I’m Reading All of Shakespeare In One Year. Maybe.

Running errands with the fam the last weekend of December, I asked if we could stop by my favorite used bookstore.

My son asked, “Why? You didn’t bring any books to sell.” Then his eyes got big and he gasped, “You aren’t going to buy more books, are you?”

Only one..” And then I explained my project, reading all of Shakespeare’s work in one year.

And then his Dad the Dad deadpanned: “Okay. I’ll see if there’s any room at the asylum for you. Tough time of year to get in, but I’ll check.”

That’s pretty much what I thought, too, when I first heard about this business back in December. And some of my fellow Rioters shared my sense of shock and general whoa. “Dude. No one reads all of Shakespeare.”

Dude.

So I put the thought out of my head for a few weeks. Or, I tried to. My friends kept talking about it, reminding me.

The idea of reading all of Shakespeare, all by my lonesome, does not interest me. The value (if there is any objective “value” in this project) doesn’t lie solely in moving my eyes across each line of text. But reading it together with my Facebook buddies, exploring that world with people I care for and respect—that tempted me. I mean, Will wrote mostly for the theater, and theater is a community engagement.

And there is something about the discipline of daily reading, the discipline of biting off small chunks of texts slowly, which is also appealing. Human beings seem to be hardwired for ritual, for marking the days, the passing of the season, the turning of the year. I think of the bujo as a kind of modern iteration of the Book of Hours. If not the same concept at all, the impulse might be similar-ish.

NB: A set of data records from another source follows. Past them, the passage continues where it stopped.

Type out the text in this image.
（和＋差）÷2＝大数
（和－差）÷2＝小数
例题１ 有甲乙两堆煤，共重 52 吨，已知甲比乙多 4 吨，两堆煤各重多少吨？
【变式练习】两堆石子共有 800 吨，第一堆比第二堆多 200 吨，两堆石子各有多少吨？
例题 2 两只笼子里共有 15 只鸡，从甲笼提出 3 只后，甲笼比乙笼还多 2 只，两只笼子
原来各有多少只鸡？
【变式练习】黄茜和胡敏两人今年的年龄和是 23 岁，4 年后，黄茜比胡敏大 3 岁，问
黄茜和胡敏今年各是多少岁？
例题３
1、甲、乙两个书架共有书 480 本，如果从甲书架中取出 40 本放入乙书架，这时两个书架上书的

Will I make it through all the work? Probably not.

My theater lighting techie friend Carmen remarked, “I would never make it past Titus Andronicus.”

Dude. I watched the trailer for the 1999 Anthony Hopkins film adaptation, and I see what she means.

Another friend asked, aghast, “Wow! Even the garbage like Two Noble Kinsmen? Some serious stinkers in the mix.”

Yes, the whole shebang.

“Skimming is surely allowed,” I said. And by allowed, she suggested “inevitable.”

But the chances for success were greatly improved by my reading, in the first week of January, Stephen Greenblatt’s Will in the World—a compassionate, brilliant glimpse into the culture that shaped William Shakespeare. I’m a big picture gal, and the tiny reading chunks, conveniently manageable though they may be, would have driven me to distraction without a framework. But more importantly, Greenblatt’s book gave me a glimpse into a world which is bigger, more specific, than my previous conception of Elizabethan England had been.

For instance, I learned, among many other things, that I am possibly the very last person on the planet to realize that Will wasn’t straight. Or, as the author of a fascinating article concerning the discovery of a painting of the Earl of Southampton put it: “Whatever the truth about Shakespeare’s sexuality, which seems likely, as was the case then as now in the theatre, to have been flexible….”

What! An actor! Sexually flexible!!!

Contact with the enormity of the world, the sometimes hardly-imaginable variety and diversity, is one of the reasons I read at all. Perhaps the primary reason. Delight is right up there near the top of the list as well. And the delight with this project is contagious in our little family. Since January 1, Dad the Dad has asked nearly every day what page I’m on in the Oxford edition. (As of this writing, 24 of 1310.) So will it matter if I don’t finish or skip some? No. But I am pretty excited about the challenge.